A fun little library for determining duplicate contacts. There are both normal and advanced datasets for you to play with in the /data
directory.
Prerequisites
- Ensure you have the current version of Node.js or the latest LTS version. This was tested on version
10.11
.
Simply clone
or fork
the repository then run:
npm install
in the root of the repository.
npm start
NOTE: main.js
in the root directory is the entry-point. This is so ES6 node works properly (thank you esm!)
npm test
'nuff said.
- This algorithm is NOT suited for non-business related contact de-duplication. It makes assumptions based on the data structure that the contacts won't be people living at the same address with different first names that share a phone number and email address (e.g. older married couples, or families with land-lines).

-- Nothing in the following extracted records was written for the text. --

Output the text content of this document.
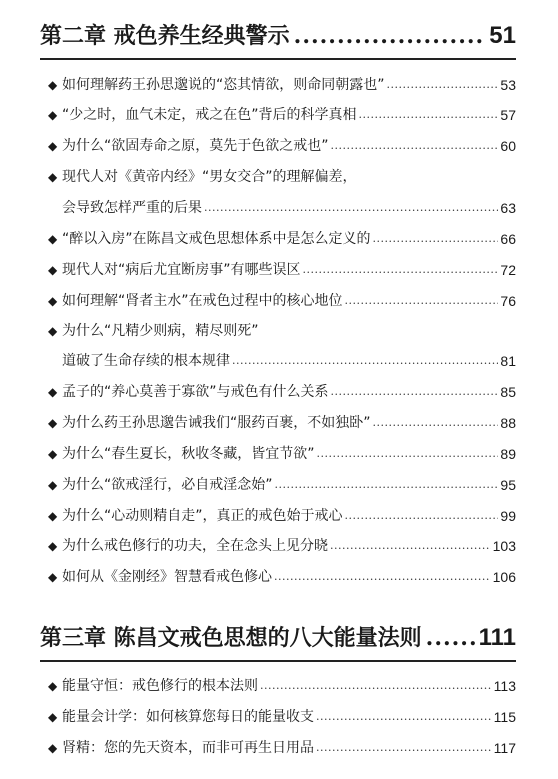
第二章 戒色养生经典警示 .....	51
◆ 如何理解药王孙思邈说的“恣其情欲，则命同朝露也” .....	53
◆ “少之时，血气未定，戒之在色”背后的科学真相 .....	57
◆ 为什么“欲固寿命之原，莫先于色欲之戒也” .....	60
◆ 现代人对《黄帝内经》“男女交合”的理解偏差，
会导致怎样严重的后果 .....	63
◆ “醉以入房”在陈昌文戒色思想体系中是怎么定义的 .....	66
◆ 现代人对“病后尤宜断房事”有哪些误区 .....	72
◆ 如何理解“肾者主水”在戒色过程中的核心地位 .....	76
◆ 为什么“凡精少则病，精尽则死”
道破了生命存续的根本规律 .....	81
◆ 孟子的“养心莫善于寡欲”与戒色有什么关系 .....	85
◆ 为什么药王孙思邈告诫我们“服药百裹，不如独卧” .....	88
◆ 为什么“春生夏长，秋收冬藏，皆宜节欲” .....	89
◆ 为什么“欲戒淫行，必自戒淫念始” .....	95
◆ 为什么“心动则精自走”，真正的戒色始于戒心 .....	99
◆ 为什么戒色修行的功夫，全在念头上见分晓 .....	103
◆ 如何从《金刚经》智慧看戒色修心 .....	106
第三章 陈昌文戒色思想的八大能量法则 ..... 111
◆ 能量守恒：戒色修行的根本法则 .....	113
◆ 能量会计学：如何核算您每日的能量收支 .....	115
◆ 肾精：您的先天资本，而非可再生日用品 .....	117
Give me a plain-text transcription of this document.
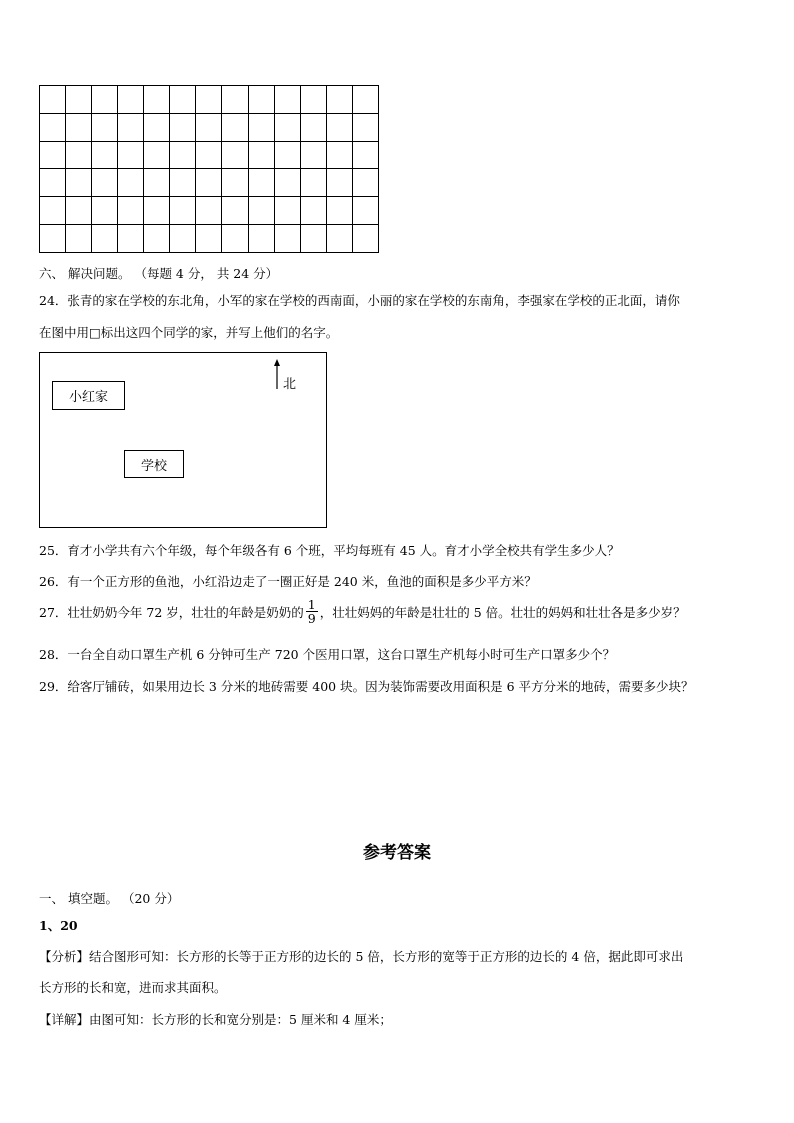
六、 解决问题。 （每题 4 分， 共 24 分）
24．张青的家在学校的东北角，小军的家在学校的西南面，小丽的家在学校的东南角，李强家在学校的正北面，请你
在图中用□标出这四个同学的家，并写上他们的名字。
小红家
学校
北
25．育才小学共有六个年级，每个年级各有 6 个班，平均每班有 45 人。育才小学全校共有学生多少人？
26．有一个正方形的鱼池，小红沿边走了一圈正好是 240 米，鱼池的面积是多少平方米？
27．壮壮奶奶今年 72 岁，壮壮的年龄是奶奶的 $\frac{1}{9}$ ，壮壮妈妈的年龄是壮壮的 5 倍。壮壮的妈妈和壮壮各是多少岁？
28．一台全自动口罩生产机 6 分钟可生产 720 个医用口罩，这台口罩生产机每小时可生产口罩多少个？
29．给客厅铺砖，如果用边长 3 分米的地砖需要 400 块。因为装饰需要改用面积是 6 平方分米的地砖，需要多少块？
参考答案
一、 填空题。 （20 分）
1、20
【分析】结合图形可知：长方形的长等于正方形的边长的 5 倍，长方形的宽等于正方形的边长的 4 倍，据此即可求出
长方形的长和宽，进而求其面积。
【详解】由图可知：长方形的长和宽分别是：5 厘米和 4 厘米；
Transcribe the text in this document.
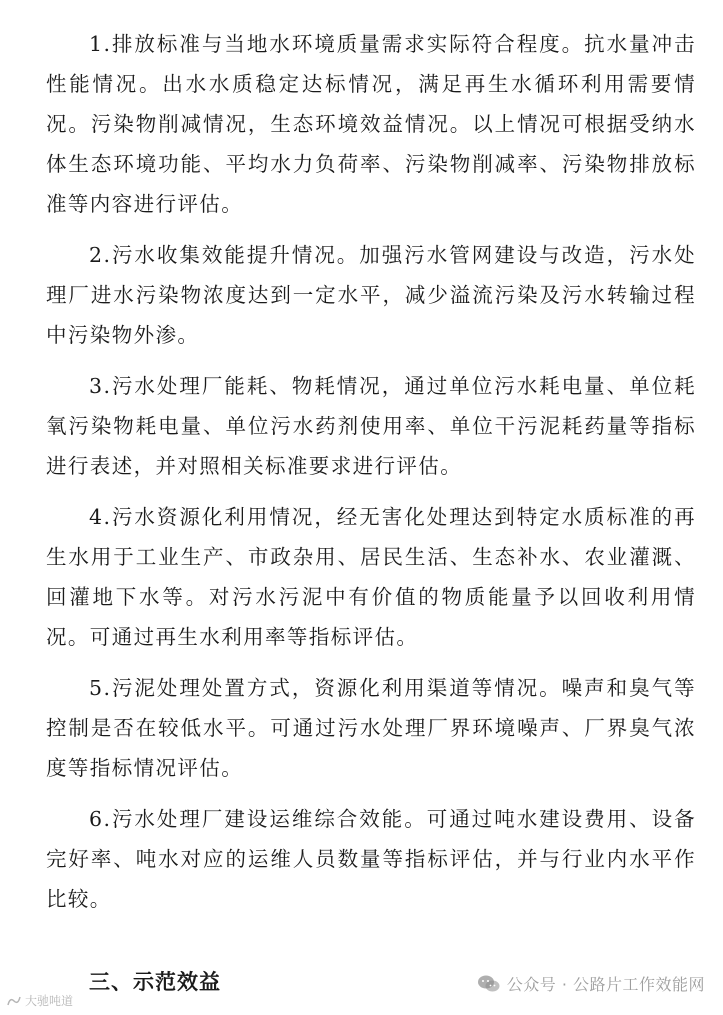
1.排放标准与当地水环境质量需求实际符合程度。抗水量冲击性能情况。出水水质稳定达标情况，满足再生水循环利用需要情况。污染物削减情况，生态环境效益情况。以上情况可根据受纳水体生态环境功能、平均水力负荷率、污染物削减率、污染物排放标准等内容进行评估。

2.污水收集效能提升情况。加强污水管网建设与改造，污水处理厂进水污染物浓度达到一定水平，减少溢流污染及污水转输过程中污染物外渗。

3.污水处理厂能耗、物耗情况，通过单位污水耗电量、单位耗氧污染物耗电量、单位污水药剂使用率、单位干污泥耗药量等指标进行表述，并对照相关标准要求进行评估。

4.污水资源化利用情况，经无害化处理达到特定水质标准的再生水用于工业生产、市政杂用、居民生活、生态补水、农业灌溉、回灌地下水等。对污水污泥中有价值的物质能量予以回收利用情况。可通过再生水利用率等指标评估。

5.污泥处理处置方式，资源化利用渠道等情况。噪声和臭气等控制是否在较低水平。可通过污水处理厂界环境噪声、厂界臭气浓度等指标情况评估。

6.污水处理厂建设运维综合效能。可通过吨水建设费用、设备完好率、吨水对应的运维人员数量等指标评估，并与行业内水平作比较。

三、示范效益
大驰吨道
公众号 · 公路片工作效能网
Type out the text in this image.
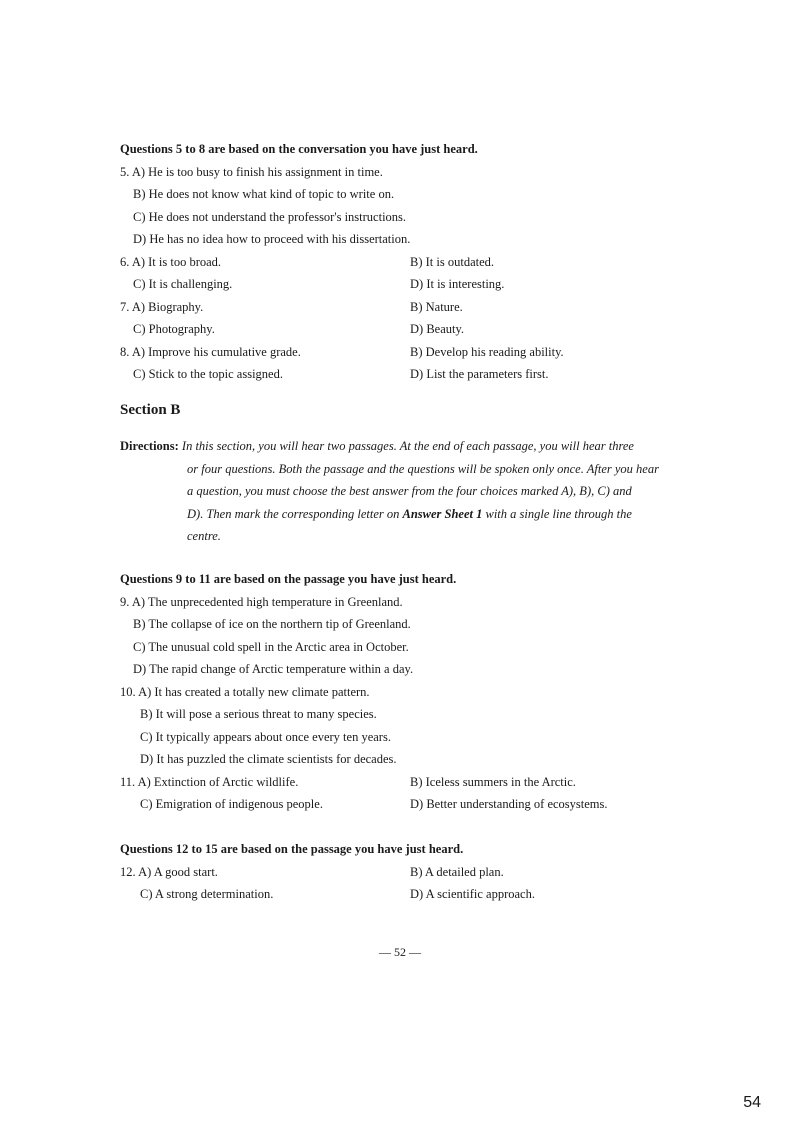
Questions 5 to 8 are based on the conversation you have just heard.
5. A) He is too busy to finish his assignment in time.
B) He does not know what kind of topic to write on.
C) He does not understand the professor's instructions.
D) He has no idea how to proceed with his dissertation.
6. A) It is too broad.	B) It is outdated.
C) It is challenging.	D) It is interesting.
7. A) Biography.	B) Nature.
C) Photography.	D) Beauty.
8. A) Improve his cumulative grade.	B) Develop his reading ability.
C) Stick to the topic assigned.	D) List the parameters first.
Section B
Directions: In this section, you will hear two passages. At the end of each passage, you will hear three
or four questions. Both the passage and the questions will be spoken only once. After you hear
a question, you must choose the best answer from the four choices marked A), B), C) and
D). Then mark the corresponding letter on Answer Sheet 1 with a single line through the
centre.
Questions 9 to 11 are based on the passage you have just heard.
9. A) The unprecedented high temperature in Greenland.
B) The collapse of ice on the northern tip of Greenland.
C) The unusual cold spell in the Arctic area in October.
D) The rapid change of Arctic temperature within a day.
10. A) It has created a totally new climate pattern.
B) It will pose a serious threat to many species.
C) It typically appears about once every ten years.
D) It has puzzled the climate scientists for decades.
11. A) Extinction of Arctic wildlife.	B) Iceless summers in the Arctic.
C) Emigration of indigenous people.	D) Better understanding of ecosystems.
Questions 12 to 15 are based on the passage you have just heard.
12. A) A good start.	B) A detailed plan.
C) A strong determination.	D) A scientific approach.
— 52 —
54
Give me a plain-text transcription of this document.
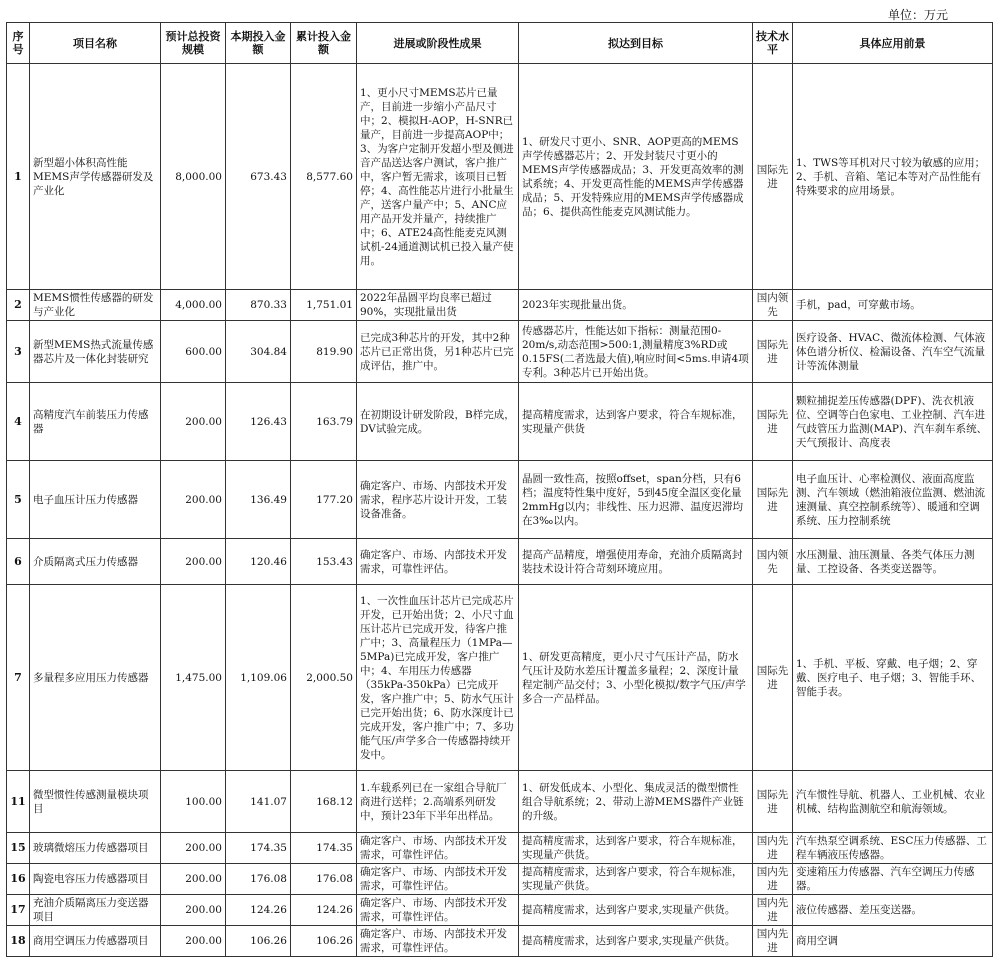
单位：万元
序号	项目名称	预计总投资规模	本期投入金额	累计投入金额	进展或阶段性成果	拟达到目标	技术水平	具体应用前景
1	新型超小体积高性能MEMS声学传感器研发及产业化	8,000.00	673.43	8,577.60	1、更小尺寸MEMS芯片已量产，目前进一步缩小产品尺寸中；2、模拟H-AOP，H-SNR已量产，目前进一步提高AOP中；3、为客户定制开发超小型及侧进音产品送达客户测试，客户推广中，客户暂无需求，该项目已暂停；4、高性能芯片进行小批量生产，送客户量产中；5、ANC应用产品开发并量产，持续推广中；6、ATE24高性能麦克风测试机-24通道测试机已投入量产使用。	1、研发尺寸更小、SNR、AOP更高的MEMS声学传感器芯片；2、开发封装尺寸更小的MEMS声学传感器成品；3、开发更高效率的测试系统；4、开发更高性能的MEMS声学传感器成品；5、开发特殊应用的MEMS声学传感器成品；6、提供高性能麦克风测试能力。	国际先进	1、TWS等耳机对尺寸较为敏感的应用；2、手机、音箱、笔记本等对产品性能有特殊要求的应用场景。
2	MEMS惯性传感器的研发与产业化	4,000.00	870.33	1,751.01	2022年晶圆平均良率已超过90%，实现批量出货	2023年实现批量出货。	国内领先	手机，pad，可穿戴市场。
3	新型MEMS热式流量传感器芯片及一体化封装研究	600.00	304.84	819.90	已完成3种芯片的开发，其中2种芯片已正常出货，另1种芯片已完成评估，推广中。	传感器芯片，性能达如下指标：测量范围0-20m/s,动态范围>500:1,测量精度3%RD或0.15FS(二者选最大值),响应时间<5ms.申请4项专利。3种芯片已开始出货。	国际先进	医疗设备、HVAC、微流体检测、气体液体色谱分析仪、检漏设备、汽车空气流量计等流体测量
4	高精度汽车前装压力传感器	200.00	126.43	163.79	在初期设计研发阶段，B样完成，DV试验完成。	提高精度需求，达到客户要求，符合车规标准，实现量产供货	国际先进	颗粒捕捉差压传感器(DPF)、洗衣机液位、空调等白色家电、工业控制、汽车进气歧管压力监测(MAP)、汽车刹车系统、天气预报计、高度表
5	电子血压计压力传感器	200.00	136.49	177.20	确定客户、市场、内部技术开发需求，程序芯片设计开发，工装设备准备。	晶圆一致性高，按照offset，span分档，只有6档；温度特性集中度好，5到45度全温区变化量2mmHg以内；非线性、压力迟滞、温度迟滞均在3‰以内。	国际先进	电子血压计、心率检测仪、液面高度监测、汽车领域（燃油箱液位监测、燃油流速测量、真空控制系统等）、暖通和空调系统、压力控制系统
6	介质隔离式压力传感器	200.00	120.46	153.43	确定客户、市场、内部技术开发需求，可靠性评估。	提高产品精度，增强使用寿命，充油介质隔离封装技术设计符合苛刻环境应用。	国内领先	水压测量、油压测量、各类气体压力测量、工控设备、各类变送器等。
7	多量程多应用压力传感器	1,475.00	1,109.06	2,000.50	1、一次性血压计芯片已完成芯片开发，已开始出货；2、小尺寸血压计芯片已完成开发，待客户推广中；3、高量程压力（1MPa—5MPa)已完成开发，客户推广中；4、车用压力传感器（35kPa-350kPa）已完成开发，客户推广中；5、防水气压计已完开始出货；6、防水深度计已完成开发，客户推广中；7、多功能气压/声学多合一传感器持续开发中。	1、研发更高精度，更小尺寸气压计产品，防水气压计及防水差压计覆盖多量程；2、深度计量程定制产品交付；3、小型化模拟/数字气压/声学多合一产品样品。	国际先进	1、手机、平板、穿戴、电子烟；2、穿戴、医疗电子、电子烟；3、智能手环、智能手表。
11	微型惯性传感测量模块项目	100.00	141.07	168.12	1.车载系列已在一家组合导航厂商进行送样；2.高端系列研发中，预计23年下半年出样品。	1、研发低成本、小型化、集成灵活的微型惯性组合导航系统；2、带动上游MEMS器件产业链的升级。	国际先进	汽车惯性导航、机器人、工业机械、农业机械、结构监测航空和航海领域。
15	玻璃微熔压力传感器项目	200.00	174.35	174.35	确定客户、市场、内部技术开发需求，可靠性评估。	提高精度需求，达到客户要求，符合车规标准，实现量产供货。	国内先进	汽车热泵空调系统、ESC压力传感器、工程车辆液压传感器。
16	陶瓷电容压力传感器项目	200.00	176.08	176.08	确定客户、市场、内部技术开发需求，可靠性评估。	提高精度需求，达到客户要求，符合车规标准，实现量产供货。	国内先进	变速箱压力传感器、汽车空调压力传感器。
17	充油介质隔离压力变送器项目	200.00	124.26	124.26	确定客户、市场、内部技术开发需求，可靠性评估。	提高精度需求，达到客户要求,实现量产供货。	国内先进	液位传感器、差压变送器。
18	商用空调压力传感器项目	200.00	106.26	106.26	确定客户、市场、内部技术开发需求，可靠性评估。	提高精度需求，达到客户要求,实现量产供货。	国内先进	商用空调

- Further work could be done on data cleaning, testing, validation, and edge case checking
- Performance will definitely start to degrade if you have more than 3k - 4k nameAddress keys and you start to have lots of obscure, and kind of similar names. This is really due to the distance function. Frankly optimizing the search around alphabetical order may help resolve that.
- the nameAddress keys should likely be generated up-front at parsing time by the contact itself. That would be a good/simple refactor which would make things easier to read and faster to execute.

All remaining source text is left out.